Management Dashboards

Interactive panels for decision-making:

  • Summary dashboards with key university-wide metrics
  • Drill-down by faculties, departments, courses
  • Custom report and chart building
  • Data export for presentations and reporting
  • Filter system by periods, student groups, instructors

Architectural Solutions

PythonDjangoPostgreSQLRedisCeleryReactDockerNginx

Backend

Django-based architecture:

  • Import and normalization of data from various university sources
  • Storage of historical student performance data
  • Aggregation and calculation of statistical metrics
  • Integration with external ML service for analytics and recommendations

Technology stack:

  • Django REST Framework for API
  • PostgreSQL for storing large volumes of historical data
  • Redis for caching heavy analytical queries
  • Celery for asynchronous processing (data import, report generation)

Frontend

React application with responsive interface (developed by separate team):

  • Control panels for university management
  • Interactive dashboards with charts and diagrams
  • Customizable reports with filters by faculties, years, courses
  • Visualization of trend dynamics and comparative analysis

ML Service Integration

Working with analytics engine:

  • Integration with external ML service for performance pattern analysis
  • API for requesting recommendations on curriculum optimization
  • Caching analytics results for fast access to frequent queries
  • Processing and formatting recommendations for dashboard display

Technical Challenges and Solutions

Processing Large Data Volumes

Problem: Need to store and analyze results of 10000+ students over several years of study with fast report generation capability.

Solution:

  • Denormalization of frequently queried aggregates to speed up queries
  • PostgreSQL table partitioning by academic years
  • Building indexes for typical analytical queries (grouping by faculties, courses, periods)
  • Asynchronous pre-calculation of popular reports via Celery

Integrating Heterogeneous Data Sources

Problem: Student performance data came from various faculty systems in different formats (Excel, CSV, APIs of various LMS).

Solution:

  • Development of adapter set for importing data from different sources
  • Data validation and normalization before saving to database
  • Import error logging system for manual verification of problematic records
  • API for semi-automated import with preview and confirmation

Analytical Query Performance

Problem: Complex analytical queries with grouping and aggregation over millions of records led to timeouts.

Solution:

  • Materialized views for heavy aggregations
  • Aggressive caching in Redis with TTL based on data update frequency
  • Background cache rebuild after importing new data
  • Query optimization using EXPLAIN ANALYZE to identify bottlenecks

Results

10000+
Students in database
5+
Faculties
50+
Academic courses
3+
Years of history

Impact on University Management

  • Transparency: Management received a unified system for assessing educational process effectiveness instead of scattered faculty reports
  • Data-Driven Decisions: ML recommendations helped identify problematic courses and topics requiring curriculum revision
  • Comparative Analysis: Ability to compare results between faculties and years became the foundation for best practices
  • Resource Optimization: System helped determine where more study hours or teaching resources were needed

Technical Metrics

  • Data Volume: Over 10 million records of test and exam results
  • Performance: Building complex reports with multi-year aggregation took less than 5 seconds thanks to caching
  • Reliability: 99.5% uptime throughout the academic year
  • Import Speed: Processing data for 1000+ students in a single import took less than 10 minutes

Data Security

  • Authentication: JWT tokens with refresh mechanism for management staff
  • Authorization: RBAC (Role-Based Access Control) with granular access rights to data from different faculties
  • Encryption: TLS for all connections, protection of student personal data in database
  • Compliance: Personal data protection in accordance with Russian legislation requirements

Lessons Learned

What Worked Well

Materialized Views and Caching: The combination of materialized views in PostgreSQL and Redis caching achieved high performance even for complex analytical queries over millions of records.

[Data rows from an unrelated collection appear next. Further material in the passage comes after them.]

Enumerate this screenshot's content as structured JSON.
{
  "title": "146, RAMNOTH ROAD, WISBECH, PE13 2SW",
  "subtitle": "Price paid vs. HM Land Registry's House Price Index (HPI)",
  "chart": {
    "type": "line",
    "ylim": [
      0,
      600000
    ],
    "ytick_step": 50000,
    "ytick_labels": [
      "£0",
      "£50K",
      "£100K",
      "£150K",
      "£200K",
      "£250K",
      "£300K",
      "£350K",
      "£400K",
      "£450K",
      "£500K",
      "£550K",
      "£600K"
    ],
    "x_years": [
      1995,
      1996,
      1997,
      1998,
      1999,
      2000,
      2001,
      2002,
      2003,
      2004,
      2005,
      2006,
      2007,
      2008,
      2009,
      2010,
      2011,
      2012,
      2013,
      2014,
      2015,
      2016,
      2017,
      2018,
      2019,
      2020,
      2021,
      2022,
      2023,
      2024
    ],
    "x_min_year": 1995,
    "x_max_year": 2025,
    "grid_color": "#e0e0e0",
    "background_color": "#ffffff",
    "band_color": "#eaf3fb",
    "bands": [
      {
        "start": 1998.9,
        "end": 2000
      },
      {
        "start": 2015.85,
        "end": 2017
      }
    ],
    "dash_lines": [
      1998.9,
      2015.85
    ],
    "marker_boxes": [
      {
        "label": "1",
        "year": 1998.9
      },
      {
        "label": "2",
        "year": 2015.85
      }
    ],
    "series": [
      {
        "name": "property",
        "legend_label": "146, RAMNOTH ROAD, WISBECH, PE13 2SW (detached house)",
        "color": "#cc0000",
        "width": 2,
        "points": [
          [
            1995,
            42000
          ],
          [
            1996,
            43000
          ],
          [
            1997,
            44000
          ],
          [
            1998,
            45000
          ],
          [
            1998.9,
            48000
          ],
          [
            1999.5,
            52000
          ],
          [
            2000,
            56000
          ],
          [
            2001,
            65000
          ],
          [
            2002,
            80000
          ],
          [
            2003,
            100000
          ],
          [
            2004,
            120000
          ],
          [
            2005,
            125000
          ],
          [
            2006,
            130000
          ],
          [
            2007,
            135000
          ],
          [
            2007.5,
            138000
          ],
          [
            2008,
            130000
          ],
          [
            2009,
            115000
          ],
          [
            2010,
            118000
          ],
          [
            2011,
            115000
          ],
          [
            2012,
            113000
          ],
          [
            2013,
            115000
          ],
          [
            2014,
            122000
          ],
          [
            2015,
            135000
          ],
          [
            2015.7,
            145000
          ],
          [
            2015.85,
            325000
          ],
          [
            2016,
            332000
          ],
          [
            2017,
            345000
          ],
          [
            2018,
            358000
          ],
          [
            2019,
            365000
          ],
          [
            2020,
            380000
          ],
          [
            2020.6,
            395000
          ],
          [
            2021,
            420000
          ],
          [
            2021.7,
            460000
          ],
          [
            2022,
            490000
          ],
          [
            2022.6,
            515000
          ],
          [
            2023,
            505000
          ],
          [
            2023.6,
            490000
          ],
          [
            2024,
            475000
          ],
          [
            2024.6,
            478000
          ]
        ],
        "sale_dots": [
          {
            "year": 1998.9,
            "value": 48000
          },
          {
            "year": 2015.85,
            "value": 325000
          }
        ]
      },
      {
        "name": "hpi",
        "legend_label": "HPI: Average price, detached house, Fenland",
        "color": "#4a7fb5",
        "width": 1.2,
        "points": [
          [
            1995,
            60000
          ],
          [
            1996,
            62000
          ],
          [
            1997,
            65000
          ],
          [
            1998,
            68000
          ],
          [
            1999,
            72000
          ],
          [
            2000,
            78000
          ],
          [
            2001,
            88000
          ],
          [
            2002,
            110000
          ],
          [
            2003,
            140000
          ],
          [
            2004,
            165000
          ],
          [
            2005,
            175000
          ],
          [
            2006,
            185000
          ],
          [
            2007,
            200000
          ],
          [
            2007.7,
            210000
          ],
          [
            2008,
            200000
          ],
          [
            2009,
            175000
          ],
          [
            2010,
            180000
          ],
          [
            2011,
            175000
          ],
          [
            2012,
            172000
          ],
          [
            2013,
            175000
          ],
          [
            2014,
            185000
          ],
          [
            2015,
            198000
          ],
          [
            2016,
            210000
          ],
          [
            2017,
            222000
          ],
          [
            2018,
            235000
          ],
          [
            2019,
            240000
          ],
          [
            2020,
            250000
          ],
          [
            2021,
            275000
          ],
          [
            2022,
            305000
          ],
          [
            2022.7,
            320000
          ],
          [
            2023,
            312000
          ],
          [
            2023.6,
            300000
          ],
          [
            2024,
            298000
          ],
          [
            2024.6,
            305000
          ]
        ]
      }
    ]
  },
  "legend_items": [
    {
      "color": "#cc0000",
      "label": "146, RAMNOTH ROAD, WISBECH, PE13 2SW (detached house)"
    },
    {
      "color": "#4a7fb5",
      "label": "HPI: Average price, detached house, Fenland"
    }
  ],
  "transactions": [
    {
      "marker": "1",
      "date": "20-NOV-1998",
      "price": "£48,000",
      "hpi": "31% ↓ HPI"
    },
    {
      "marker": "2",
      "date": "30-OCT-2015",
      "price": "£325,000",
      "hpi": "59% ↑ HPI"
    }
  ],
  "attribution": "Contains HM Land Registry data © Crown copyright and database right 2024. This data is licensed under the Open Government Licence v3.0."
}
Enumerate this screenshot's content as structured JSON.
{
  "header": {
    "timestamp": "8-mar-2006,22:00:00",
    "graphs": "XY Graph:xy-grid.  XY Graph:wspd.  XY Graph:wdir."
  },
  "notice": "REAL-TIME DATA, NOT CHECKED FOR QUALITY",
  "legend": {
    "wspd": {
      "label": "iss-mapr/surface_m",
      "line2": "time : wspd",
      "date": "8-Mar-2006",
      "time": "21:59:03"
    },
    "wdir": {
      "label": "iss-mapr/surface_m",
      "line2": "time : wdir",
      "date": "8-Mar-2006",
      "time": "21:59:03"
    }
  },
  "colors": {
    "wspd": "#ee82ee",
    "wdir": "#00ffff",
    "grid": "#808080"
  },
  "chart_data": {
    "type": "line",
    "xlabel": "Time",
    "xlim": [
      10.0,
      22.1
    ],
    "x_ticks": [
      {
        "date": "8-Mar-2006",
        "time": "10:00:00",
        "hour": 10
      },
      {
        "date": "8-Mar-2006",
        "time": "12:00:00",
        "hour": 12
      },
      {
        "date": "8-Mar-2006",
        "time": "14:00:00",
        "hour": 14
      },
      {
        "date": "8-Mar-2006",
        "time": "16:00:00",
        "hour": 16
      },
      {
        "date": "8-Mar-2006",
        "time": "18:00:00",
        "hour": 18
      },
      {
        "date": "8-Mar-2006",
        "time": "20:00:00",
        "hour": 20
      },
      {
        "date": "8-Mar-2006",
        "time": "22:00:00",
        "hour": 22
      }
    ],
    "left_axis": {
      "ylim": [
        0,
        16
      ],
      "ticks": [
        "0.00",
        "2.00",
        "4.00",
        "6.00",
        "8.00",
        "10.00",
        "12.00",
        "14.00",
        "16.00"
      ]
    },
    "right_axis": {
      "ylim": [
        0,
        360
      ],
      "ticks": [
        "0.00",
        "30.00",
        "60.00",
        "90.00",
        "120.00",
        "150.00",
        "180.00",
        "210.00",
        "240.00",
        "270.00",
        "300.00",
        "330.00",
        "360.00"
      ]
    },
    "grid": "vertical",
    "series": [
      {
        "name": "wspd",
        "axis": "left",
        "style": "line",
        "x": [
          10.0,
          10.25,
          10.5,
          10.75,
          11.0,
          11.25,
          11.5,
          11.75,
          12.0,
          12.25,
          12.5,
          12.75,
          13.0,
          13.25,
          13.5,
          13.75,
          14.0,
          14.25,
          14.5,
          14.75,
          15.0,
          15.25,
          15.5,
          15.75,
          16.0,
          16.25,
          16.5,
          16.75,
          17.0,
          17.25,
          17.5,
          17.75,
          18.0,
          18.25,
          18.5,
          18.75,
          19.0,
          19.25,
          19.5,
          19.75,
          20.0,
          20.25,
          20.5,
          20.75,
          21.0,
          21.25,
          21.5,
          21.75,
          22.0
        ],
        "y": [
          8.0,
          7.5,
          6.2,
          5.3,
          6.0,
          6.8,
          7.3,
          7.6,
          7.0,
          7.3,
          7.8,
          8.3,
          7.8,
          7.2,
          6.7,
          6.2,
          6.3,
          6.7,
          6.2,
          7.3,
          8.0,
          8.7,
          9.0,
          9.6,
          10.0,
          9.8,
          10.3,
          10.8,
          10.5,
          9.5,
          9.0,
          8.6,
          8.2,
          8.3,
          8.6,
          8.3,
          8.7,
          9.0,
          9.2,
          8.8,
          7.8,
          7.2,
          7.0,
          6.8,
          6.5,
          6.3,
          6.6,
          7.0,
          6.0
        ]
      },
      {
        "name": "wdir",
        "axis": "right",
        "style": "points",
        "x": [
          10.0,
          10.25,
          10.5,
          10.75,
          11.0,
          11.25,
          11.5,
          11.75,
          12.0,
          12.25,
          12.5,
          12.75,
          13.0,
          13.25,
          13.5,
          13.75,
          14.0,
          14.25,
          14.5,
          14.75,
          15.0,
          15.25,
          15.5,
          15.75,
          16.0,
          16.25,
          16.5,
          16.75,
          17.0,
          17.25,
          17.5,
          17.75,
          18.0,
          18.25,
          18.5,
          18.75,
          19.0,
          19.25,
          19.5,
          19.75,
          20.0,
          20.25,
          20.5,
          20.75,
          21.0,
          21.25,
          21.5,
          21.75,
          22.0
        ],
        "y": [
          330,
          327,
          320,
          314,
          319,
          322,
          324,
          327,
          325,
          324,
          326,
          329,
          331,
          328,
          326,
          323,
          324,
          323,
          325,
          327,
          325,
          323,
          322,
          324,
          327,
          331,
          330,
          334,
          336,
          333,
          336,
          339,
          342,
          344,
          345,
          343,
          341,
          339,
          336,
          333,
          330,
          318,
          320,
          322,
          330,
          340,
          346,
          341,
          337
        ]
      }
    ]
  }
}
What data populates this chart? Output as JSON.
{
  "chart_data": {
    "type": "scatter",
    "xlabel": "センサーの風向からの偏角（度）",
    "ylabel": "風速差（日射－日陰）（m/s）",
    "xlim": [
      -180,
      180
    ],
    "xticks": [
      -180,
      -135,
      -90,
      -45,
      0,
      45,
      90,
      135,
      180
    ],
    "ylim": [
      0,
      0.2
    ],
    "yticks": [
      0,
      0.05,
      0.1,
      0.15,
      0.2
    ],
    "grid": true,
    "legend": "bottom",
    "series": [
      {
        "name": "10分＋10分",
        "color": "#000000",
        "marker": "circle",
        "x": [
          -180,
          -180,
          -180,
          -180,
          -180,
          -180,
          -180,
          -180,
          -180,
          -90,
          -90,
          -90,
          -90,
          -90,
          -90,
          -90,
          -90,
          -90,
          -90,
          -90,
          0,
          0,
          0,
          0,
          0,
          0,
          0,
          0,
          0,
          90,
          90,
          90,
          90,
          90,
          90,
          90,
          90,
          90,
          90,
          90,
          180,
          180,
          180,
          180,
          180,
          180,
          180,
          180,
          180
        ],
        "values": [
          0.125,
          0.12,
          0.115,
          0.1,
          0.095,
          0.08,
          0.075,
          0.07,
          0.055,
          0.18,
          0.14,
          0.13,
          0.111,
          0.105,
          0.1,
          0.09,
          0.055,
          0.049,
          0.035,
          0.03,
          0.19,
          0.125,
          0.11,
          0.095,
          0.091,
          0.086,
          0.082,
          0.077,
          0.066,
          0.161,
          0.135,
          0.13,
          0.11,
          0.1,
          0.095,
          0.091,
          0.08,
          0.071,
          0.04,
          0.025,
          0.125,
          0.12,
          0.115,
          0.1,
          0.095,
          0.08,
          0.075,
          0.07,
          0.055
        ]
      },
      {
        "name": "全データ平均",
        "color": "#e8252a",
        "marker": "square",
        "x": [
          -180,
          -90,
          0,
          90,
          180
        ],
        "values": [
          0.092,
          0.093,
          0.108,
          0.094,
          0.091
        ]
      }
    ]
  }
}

Table Partitioning: Dividing data by academic years significantly accelerated queries with time filtering and simplified archiving of old data.

Data Import Adapters: Modular adapter system allowed quickly adding support for new data sources without changing core logic.

Challenges

Integrating Heterogeneous Data: Each faculty had its own performance tracking system with different structures. Had to create a flexible field mapping and data validation system with detailed logging for troubleshooting.

Performance Optimization: Initial versions of analytical queries were very slow. Required deep study of EXPLAIN ANALYZE, building proper indexes, and transitioning to denormalized structures for aggregates.

Working with Personal Data: The need to protect student personal data required special attention to security. Implemented encryption of sensitive fields, data access logging, and granular permission system.

Project Outcome

The project was successfully launched at Ural Federal University in 2020 and was actively used by management to analyze the educational process. The system processed data from over 10,000 students across 5+ faculties in 50+ academic courses, providing management with tools for making informed decisions about optimizing educational programs.

Unfortunately, the project was closed after the pilot period due to university priority changes. Nevertheless, the experience of working with large data volumes, building analytics systems, and optimizing PostgreSQL performance proved extremely valuable for further career in developing high-load backend systems.